Sismos distintos
Venezuela y Japón son dos países con actividad sísmica frecuente, pero la intensidad de los movimientos es muy distinta.
En el caso del país asiático, este se localiza en el Cinturón del Fuego del Pacífico y se encuentra sobre cuatro grandes placas tectónicas. El país archipiélago de 125 millones de habitantes suele registrar cientos de sismos por año, varios de ellos de magnitud superior a 7, por lo que todo está diseñado para este tipo de actividad.
En Venezuela, los sismos se produjeron en una zona donde la placa del Caribe y la placa Sudamericana mantienen un contacto permanente. Los sismos son frecuentes en este país, aunque desde 1997 no se registraba un gran terremoto en el país.

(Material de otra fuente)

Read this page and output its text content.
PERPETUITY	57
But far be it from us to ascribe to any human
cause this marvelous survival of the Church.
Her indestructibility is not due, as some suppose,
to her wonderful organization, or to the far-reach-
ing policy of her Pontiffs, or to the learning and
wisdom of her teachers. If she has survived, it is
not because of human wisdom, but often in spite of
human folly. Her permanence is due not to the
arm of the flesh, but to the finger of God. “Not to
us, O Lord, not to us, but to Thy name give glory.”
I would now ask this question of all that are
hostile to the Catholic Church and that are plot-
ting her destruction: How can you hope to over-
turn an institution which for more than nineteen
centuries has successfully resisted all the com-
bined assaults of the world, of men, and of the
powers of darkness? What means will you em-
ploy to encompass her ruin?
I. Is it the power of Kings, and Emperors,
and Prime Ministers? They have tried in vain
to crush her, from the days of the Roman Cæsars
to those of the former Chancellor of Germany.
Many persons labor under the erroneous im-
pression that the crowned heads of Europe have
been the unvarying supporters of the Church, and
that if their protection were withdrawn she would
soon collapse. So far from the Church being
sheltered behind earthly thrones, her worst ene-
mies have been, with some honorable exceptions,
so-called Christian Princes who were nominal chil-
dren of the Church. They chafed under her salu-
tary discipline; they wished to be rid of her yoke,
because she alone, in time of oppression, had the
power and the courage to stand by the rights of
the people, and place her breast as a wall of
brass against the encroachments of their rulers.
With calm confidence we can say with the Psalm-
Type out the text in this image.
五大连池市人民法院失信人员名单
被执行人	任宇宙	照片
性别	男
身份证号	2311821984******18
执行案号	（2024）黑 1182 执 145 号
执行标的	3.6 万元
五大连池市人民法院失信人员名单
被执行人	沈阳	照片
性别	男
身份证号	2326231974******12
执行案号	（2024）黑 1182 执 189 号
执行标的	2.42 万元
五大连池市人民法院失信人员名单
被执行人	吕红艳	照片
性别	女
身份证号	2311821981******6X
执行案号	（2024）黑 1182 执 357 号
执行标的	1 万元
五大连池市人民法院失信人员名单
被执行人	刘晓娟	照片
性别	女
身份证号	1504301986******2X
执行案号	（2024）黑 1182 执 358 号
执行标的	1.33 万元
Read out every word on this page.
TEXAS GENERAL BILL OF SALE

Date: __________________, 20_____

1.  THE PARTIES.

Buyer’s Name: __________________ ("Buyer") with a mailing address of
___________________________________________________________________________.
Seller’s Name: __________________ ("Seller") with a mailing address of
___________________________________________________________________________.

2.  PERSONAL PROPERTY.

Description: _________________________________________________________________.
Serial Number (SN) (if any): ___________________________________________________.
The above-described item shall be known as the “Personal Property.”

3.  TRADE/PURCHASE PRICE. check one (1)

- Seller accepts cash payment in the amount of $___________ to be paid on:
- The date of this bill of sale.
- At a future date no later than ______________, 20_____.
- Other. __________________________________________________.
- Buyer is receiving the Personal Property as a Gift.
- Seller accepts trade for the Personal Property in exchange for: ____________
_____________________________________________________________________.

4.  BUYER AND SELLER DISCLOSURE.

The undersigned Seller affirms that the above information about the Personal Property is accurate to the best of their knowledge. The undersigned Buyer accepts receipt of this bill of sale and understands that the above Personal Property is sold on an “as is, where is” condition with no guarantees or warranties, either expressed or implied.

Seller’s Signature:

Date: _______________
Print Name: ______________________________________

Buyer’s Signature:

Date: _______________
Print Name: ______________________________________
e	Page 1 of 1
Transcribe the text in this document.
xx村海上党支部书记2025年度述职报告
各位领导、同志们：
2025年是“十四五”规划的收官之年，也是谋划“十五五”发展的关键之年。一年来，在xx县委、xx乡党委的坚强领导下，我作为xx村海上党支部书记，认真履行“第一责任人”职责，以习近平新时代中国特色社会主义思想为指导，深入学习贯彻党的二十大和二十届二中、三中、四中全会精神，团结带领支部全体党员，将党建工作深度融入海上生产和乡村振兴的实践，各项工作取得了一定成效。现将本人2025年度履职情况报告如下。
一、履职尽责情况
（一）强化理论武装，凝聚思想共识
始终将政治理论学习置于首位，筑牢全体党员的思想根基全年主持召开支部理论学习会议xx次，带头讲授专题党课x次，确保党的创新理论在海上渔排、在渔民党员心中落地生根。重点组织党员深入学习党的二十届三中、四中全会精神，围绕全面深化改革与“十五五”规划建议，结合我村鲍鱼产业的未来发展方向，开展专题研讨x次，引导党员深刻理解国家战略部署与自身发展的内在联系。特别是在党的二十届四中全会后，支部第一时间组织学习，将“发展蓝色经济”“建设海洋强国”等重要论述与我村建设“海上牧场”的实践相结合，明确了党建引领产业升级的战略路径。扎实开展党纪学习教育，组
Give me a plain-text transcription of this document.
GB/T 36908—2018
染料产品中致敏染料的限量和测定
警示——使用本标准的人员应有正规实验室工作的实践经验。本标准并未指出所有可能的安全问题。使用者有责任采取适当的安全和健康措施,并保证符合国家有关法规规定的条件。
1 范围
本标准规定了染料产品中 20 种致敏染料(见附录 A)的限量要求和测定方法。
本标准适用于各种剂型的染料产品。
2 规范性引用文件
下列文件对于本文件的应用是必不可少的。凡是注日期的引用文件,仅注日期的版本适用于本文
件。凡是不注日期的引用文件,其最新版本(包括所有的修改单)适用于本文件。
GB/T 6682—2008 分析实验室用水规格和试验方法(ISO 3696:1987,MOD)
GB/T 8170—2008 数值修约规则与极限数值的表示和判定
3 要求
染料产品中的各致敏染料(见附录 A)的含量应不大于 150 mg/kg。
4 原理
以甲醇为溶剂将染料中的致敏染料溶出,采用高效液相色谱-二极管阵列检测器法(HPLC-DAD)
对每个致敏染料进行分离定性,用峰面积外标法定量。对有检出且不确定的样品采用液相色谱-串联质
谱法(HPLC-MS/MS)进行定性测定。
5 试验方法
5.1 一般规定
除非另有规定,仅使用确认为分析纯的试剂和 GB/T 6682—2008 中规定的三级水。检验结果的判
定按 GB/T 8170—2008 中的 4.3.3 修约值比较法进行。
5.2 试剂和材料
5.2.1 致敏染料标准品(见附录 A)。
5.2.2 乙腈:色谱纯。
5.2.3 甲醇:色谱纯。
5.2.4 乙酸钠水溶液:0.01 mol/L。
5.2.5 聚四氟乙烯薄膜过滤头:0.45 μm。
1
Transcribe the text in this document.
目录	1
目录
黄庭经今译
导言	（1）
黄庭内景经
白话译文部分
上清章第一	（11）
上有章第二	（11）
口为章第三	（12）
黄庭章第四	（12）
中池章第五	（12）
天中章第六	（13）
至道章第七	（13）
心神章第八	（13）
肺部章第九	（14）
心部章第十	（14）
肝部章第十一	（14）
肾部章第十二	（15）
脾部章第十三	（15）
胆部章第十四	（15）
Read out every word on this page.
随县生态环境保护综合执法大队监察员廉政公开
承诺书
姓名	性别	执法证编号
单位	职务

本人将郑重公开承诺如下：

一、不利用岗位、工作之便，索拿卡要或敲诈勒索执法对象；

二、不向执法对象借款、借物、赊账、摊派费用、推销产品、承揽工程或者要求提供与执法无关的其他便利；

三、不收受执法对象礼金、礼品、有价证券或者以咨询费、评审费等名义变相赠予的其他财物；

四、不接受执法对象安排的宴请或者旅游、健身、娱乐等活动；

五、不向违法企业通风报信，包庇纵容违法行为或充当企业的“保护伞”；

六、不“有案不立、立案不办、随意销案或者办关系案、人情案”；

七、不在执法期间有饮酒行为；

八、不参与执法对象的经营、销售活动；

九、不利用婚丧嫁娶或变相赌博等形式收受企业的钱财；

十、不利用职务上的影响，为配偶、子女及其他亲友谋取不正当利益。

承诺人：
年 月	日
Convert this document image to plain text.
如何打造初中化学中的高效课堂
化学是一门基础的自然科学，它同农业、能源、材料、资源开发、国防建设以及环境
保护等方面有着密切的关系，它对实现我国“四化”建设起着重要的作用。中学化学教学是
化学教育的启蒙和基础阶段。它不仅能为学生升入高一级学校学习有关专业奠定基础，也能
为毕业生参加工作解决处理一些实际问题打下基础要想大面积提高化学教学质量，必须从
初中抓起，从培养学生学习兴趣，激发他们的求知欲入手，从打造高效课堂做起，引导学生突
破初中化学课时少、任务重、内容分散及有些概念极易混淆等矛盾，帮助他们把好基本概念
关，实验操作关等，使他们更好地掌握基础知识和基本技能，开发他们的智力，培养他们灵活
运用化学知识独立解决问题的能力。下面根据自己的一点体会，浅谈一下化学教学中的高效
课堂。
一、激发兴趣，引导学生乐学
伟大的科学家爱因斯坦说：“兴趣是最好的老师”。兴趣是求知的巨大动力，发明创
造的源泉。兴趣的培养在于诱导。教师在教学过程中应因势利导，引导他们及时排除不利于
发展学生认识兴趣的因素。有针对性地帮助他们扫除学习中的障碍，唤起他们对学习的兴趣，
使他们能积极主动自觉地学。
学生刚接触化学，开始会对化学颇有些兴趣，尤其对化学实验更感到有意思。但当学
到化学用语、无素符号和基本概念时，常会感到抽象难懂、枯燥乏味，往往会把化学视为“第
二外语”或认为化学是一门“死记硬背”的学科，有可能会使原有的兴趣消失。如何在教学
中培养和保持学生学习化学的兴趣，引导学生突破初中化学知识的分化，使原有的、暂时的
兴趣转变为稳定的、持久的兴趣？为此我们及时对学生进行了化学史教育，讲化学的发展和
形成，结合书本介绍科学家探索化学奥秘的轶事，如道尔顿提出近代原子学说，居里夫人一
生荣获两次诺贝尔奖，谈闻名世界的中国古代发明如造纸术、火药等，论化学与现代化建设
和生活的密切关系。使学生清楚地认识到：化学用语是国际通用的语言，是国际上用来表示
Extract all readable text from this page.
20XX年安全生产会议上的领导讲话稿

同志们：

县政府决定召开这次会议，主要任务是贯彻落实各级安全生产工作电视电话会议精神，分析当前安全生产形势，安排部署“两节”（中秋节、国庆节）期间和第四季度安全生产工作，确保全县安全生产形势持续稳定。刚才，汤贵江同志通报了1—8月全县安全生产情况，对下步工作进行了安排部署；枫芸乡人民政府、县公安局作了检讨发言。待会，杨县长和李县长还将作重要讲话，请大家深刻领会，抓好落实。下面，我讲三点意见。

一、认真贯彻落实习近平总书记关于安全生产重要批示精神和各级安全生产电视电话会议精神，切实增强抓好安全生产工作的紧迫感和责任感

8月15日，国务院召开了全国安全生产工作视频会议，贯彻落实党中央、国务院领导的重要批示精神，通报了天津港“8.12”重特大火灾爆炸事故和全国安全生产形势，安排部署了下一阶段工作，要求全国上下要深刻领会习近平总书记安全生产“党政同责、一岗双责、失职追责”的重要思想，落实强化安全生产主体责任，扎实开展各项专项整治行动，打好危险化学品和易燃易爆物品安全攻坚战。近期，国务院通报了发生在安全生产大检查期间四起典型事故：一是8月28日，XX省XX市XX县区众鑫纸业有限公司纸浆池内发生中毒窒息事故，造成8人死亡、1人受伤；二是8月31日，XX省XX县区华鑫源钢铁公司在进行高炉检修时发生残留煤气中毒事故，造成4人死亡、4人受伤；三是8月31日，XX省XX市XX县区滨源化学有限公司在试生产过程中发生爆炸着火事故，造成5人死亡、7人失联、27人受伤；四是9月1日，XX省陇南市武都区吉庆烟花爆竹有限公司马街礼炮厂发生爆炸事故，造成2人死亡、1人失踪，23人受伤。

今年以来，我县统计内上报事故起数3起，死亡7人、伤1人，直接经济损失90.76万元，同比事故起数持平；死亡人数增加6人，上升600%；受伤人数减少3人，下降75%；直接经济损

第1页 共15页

El último de gran magnitud fue en Cariaco, población costera al noreste, y dejó 73 muertos. El último en Caracas, la capital venezolana, fue en 1967 con 236 fallecidos.
El segundo sismo del miércoles, de magnitud 7.5, es el más potente que ha sacudido Venezuela desde 1900. La fuerza de estos terremotos fue tal que se sintieron hasta en Colombia, donde sonaron algunas alarmas. Desde la tarde del miércoles se reportaron más de 130 réplicas.
Los sismos venezolanos, además, fueron muy superficiales, de apenas 10 kilómetros de profundidad, lo que aumentó la intensidad. En cambio, el sismo japonés tuvo una profundidad de 44 kilómetros.
“Este fenómeno del doble sismo es algo para lo que no es fácil estar preparado”, dice Alan Damián Sánchez Pulido, profesor de la Universidad Iberoamericana.
Reglamentos de construcción
Sánchez Pulido, especialista en ingeniería estructural y comportamiento sísmico de materiales, explica que todos los países con actividad sísmica, como Japón y Venezuela, pero también como México y Chile, suelen tener un reglamento de construcción adecuado para este contexto.
Esta normatividad se suele actualizar de manera constante. Por ejemplo, México cambió sus reglamentos de construcción después del sismo del 19 de septiembre de 1985, de magnitud 8.1, y que provocó miles de muertes y daños materiales millonarios.